House Homeland Security Chairman Mike McCaul (R-Texas) agreed with Schiff.
“I happen to agree with my colleague. If we can have a civilian program without nuclear enrichment, then fine. That’s the goal we both share on both sides of the aisle,” McCaul said on the program.
The statements are at odds from what President Obama described on Saturday at Brookings Institution’s Saban Forum.
"We can envision a comprehensive agreement that involves extraordinary constraints and verification mechanisms and intrusive inspections but that permits Iran to have a peaceful nuclear program," Obama said.
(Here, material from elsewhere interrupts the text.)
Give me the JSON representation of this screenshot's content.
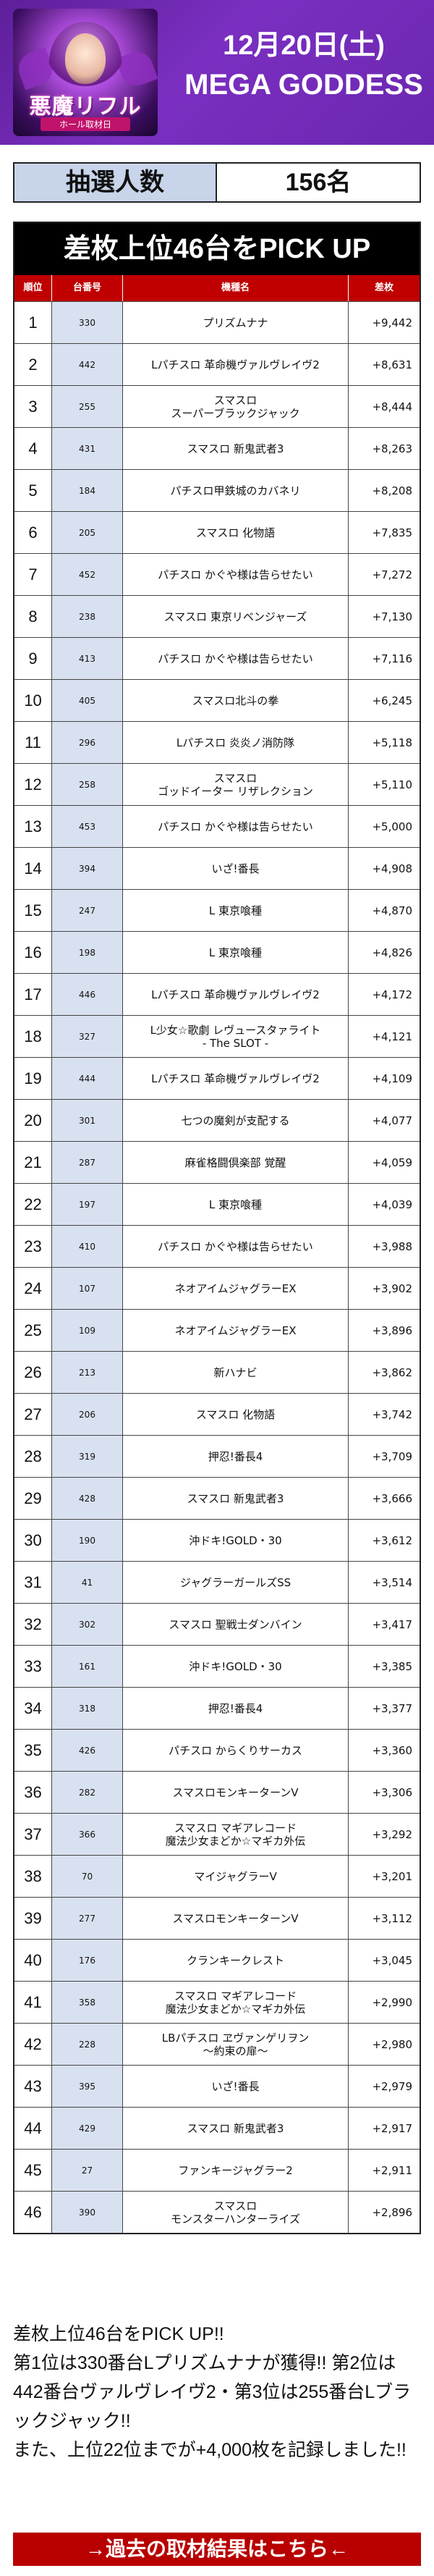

Reps. Schiff and McCaul join a group of congressmen on both sides of the aisle who support a harder line than Obama has been exhibiting, with regard to Iran's nuclear program. Congress may decide to stiffen sanctions against Iran, despite Obama's strong objection to such a move.
A final deal with no enrichment would not be realistic, Obama said at the Saban Forum, and would only happen in an “ideal world.”